After reading several of his books, I found myself understanding the Scots well enough to enjoy it. However, he interjects a lot of French and Latin, without translation which I just skip over. I find that, at least to my thinking, about three out of four novels so far paint a fairly complete picture of the Scottish borderlands during the most eventful days of the 16th, 17th and 18th centuries. The more I read, the more full and bright the picture becomes. It helps, also, to explain a lot of our present day politics. While it's not history as we think of history, a history minded person can get a lot of background to these troubled times, both then and now, by reading Scot.

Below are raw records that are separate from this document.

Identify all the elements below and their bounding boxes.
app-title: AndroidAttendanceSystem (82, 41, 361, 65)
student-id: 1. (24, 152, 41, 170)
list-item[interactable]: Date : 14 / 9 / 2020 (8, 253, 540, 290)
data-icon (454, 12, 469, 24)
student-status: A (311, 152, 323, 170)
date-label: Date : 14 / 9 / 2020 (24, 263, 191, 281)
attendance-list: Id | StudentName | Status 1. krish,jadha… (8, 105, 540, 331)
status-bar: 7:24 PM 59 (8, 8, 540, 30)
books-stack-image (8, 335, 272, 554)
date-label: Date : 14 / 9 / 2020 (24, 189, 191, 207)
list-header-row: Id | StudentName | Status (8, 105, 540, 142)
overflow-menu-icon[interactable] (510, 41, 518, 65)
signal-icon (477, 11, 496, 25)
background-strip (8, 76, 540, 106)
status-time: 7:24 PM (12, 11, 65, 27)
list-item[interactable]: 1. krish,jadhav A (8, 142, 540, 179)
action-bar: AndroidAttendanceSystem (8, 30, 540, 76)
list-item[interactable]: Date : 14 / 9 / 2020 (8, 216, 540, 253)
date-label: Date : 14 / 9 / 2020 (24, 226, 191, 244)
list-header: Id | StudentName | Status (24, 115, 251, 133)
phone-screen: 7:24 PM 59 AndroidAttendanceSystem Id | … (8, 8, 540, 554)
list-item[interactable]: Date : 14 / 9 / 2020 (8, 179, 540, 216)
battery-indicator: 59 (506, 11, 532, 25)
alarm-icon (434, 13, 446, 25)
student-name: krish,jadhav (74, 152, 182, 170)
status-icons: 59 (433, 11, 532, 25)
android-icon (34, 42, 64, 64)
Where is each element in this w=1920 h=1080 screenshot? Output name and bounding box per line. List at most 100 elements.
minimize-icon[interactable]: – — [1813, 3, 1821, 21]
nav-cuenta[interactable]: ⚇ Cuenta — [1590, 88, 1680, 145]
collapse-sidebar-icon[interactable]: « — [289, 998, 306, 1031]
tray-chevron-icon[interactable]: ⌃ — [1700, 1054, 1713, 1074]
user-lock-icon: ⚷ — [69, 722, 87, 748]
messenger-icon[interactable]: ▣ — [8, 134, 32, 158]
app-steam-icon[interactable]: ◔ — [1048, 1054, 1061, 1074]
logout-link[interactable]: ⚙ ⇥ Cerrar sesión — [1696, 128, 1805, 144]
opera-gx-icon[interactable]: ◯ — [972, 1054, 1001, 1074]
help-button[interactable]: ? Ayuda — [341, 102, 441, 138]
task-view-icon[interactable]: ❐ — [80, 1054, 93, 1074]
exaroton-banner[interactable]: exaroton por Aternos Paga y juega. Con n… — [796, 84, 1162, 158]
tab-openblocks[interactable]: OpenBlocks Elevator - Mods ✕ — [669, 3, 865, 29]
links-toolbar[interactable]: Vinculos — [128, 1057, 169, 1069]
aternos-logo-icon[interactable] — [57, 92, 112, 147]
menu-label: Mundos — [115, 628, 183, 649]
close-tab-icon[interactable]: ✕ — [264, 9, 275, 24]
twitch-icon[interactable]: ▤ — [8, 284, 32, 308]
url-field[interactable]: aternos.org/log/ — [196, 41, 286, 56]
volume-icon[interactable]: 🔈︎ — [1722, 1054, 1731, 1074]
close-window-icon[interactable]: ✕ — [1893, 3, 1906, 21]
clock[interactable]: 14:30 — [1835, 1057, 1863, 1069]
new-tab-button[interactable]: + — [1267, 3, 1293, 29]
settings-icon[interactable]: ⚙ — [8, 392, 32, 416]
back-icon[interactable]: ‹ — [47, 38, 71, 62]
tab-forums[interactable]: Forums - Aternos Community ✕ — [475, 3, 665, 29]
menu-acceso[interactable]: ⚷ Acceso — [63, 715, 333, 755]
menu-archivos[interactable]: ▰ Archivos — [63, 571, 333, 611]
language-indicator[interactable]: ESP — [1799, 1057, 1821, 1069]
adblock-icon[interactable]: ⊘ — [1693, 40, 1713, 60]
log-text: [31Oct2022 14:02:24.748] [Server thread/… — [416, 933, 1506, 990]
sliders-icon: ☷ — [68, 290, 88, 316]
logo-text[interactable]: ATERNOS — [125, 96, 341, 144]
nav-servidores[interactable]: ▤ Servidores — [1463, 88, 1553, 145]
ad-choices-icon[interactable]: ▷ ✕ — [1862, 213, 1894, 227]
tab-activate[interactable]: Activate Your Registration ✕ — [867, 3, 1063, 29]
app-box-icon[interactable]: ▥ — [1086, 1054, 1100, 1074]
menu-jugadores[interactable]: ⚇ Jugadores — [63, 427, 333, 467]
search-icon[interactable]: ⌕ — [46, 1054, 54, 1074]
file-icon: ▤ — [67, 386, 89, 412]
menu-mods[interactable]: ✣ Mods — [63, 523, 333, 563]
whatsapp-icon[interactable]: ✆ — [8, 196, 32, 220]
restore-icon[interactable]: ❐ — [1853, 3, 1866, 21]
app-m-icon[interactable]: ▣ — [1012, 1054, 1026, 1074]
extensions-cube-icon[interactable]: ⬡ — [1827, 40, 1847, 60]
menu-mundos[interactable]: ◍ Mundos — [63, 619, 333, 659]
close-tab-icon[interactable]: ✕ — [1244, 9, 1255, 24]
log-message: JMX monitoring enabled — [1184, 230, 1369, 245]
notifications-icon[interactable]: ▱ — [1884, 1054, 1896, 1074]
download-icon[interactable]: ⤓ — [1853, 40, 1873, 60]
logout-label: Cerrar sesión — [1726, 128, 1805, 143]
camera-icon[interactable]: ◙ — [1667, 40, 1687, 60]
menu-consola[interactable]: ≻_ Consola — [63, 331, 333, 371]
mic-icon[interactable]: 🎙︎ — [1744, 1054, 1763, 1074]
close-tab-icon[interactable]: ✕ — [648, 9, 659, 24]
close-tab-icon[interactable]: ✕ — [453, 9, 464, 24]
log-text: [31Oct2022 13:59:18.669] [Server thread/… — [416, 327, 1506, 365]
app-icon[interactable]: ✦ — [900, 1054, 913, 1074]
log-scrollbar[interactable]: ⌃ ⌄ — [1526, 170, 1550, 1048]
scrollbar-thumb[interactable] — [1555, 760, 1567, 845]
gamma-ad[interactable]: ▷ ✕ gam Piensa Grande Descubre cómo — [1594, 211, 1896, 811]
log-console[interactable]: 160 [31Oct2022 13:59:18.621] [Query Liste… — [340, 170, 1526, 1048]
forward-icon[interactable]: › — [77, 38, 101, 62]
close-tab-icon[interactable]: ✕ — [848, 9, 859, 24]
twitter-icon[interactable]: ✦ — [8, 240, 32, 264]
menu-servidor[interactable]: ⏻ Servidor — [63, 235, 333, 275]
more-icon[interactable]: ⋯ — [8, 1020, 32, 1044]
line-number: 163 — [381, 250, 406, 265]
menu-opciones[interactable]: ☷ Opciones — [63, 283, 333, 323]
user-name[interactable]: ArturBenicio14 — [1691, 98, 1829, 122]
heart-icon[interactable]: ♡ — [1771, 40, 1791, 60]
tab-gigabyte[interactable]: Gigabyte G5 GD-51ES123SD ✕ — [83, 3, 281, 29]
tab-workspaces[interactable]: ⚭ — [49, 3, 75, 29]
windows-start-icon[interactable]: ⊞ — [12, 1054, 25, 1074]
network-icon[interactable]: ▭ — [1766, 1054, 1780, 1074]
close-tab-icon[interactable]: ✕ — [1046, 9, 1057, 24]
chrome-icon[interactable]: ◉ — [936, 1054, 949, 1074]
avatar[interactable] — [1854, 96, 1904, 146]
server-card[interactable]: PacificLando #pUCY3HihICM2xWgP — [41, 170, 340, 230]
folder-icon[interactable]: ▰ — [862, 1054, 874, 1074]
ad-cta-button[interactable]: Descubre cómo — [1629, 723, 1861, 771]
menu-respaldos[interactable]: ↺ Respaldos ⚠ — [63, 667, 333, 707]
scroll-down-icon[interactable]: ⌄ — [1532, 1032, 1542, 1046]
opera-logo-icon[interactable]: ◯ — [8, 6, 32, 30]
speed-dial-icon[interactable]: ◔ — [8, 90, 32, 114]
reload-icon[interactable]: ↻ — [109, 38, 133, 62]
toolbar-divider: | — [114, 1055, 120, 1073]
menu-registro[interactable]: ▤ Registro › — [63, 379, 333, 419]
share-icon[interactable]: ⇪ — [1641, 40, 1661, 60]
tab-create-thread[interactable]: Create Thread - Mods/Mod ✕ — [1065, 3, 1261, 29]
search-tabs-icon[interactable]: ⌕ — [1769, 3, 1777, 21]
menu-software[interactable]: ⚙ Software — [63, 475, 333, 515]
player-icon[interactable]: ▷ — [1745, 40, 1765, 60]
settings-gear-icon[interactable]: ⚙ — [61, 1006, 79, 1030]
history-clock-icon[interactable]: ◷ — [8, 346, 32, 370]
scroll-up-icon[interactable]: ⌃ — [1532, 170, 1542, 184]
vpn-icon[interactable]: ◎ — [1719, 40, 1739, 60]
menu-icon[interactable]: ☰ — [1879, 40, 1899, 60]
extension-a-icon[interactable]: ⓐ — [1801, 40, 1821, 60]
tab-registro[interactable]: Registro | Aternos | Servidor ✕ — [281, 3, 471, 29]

I heartily recommend him. A little patience will yield large rewards to those who see past the simple romance to the darker substance underneath.

5Maleva
Feb 3, 2016, 6:14 pm

Oh, I haven't given up on him. I enjoy the Penguin Classics editions. Reading their notes and introductions is like attending an informative class. I agree that patience can take you a long way with some of these works, and the rewards are endless.

6PhaedraB
Feb 5, 2016, 12:03 pm

>4 geneg: he interjects a lot of French and Latin, without translation

The audience for which he wrote would have read French and Latin, and Greek, too. Ah, the days of classical education! Not that I can read any of them.

7misskate
Feb 5, 2016, 4:45 pm

RAther proud of myself. Just finished the Complete Work of Jane Austen. Veeeery long passages describing feelings and sentiments and lots of adjectives, but some of the women, even tho' they were plagued with people bound on making a "good marriage" for them, were surprisingly modern.

8Maleva
Feb 5, 2016, 5:08 pm

I recently began my first Austen book, Emma, and after reading the first of the three sections, I got stalled after only a few pages into the second section. I set it aside for now, but hope to return to it. I'm no stranger to such books, having read and enjoyed Dickens, Hardy, Gaskell, Eliot, etc., but I was having a hard time sitting still thru this one. As I said, I hope to return to it and finish it.

9JaneAustenNut
Abr 5, 2016, 9:29 pm

I just began reading Washington, The Indispensable Man by, James Thomas Flexner ( The Illustrated Edition ). I'm interested in reading about our founding fathers, so I'm going to read 4 books on Washington; The Founding Father.

10rabornj
Abr 6, 2016, 7:09 am

I hope the Ron Chernow's
"Washingtion"
will be one of your four!

11Meredy
Abr 7, 2016, 7:57 pm

>9 JaneAustenNut: A very interesting take on Washington is The Painter's Chair, by Hugh Howard. Even if you're not all that interested in the parts about 18th-century portraiture, the characterization of Washington as a person brings him to life more vividly than most of the depictions of him on canvas.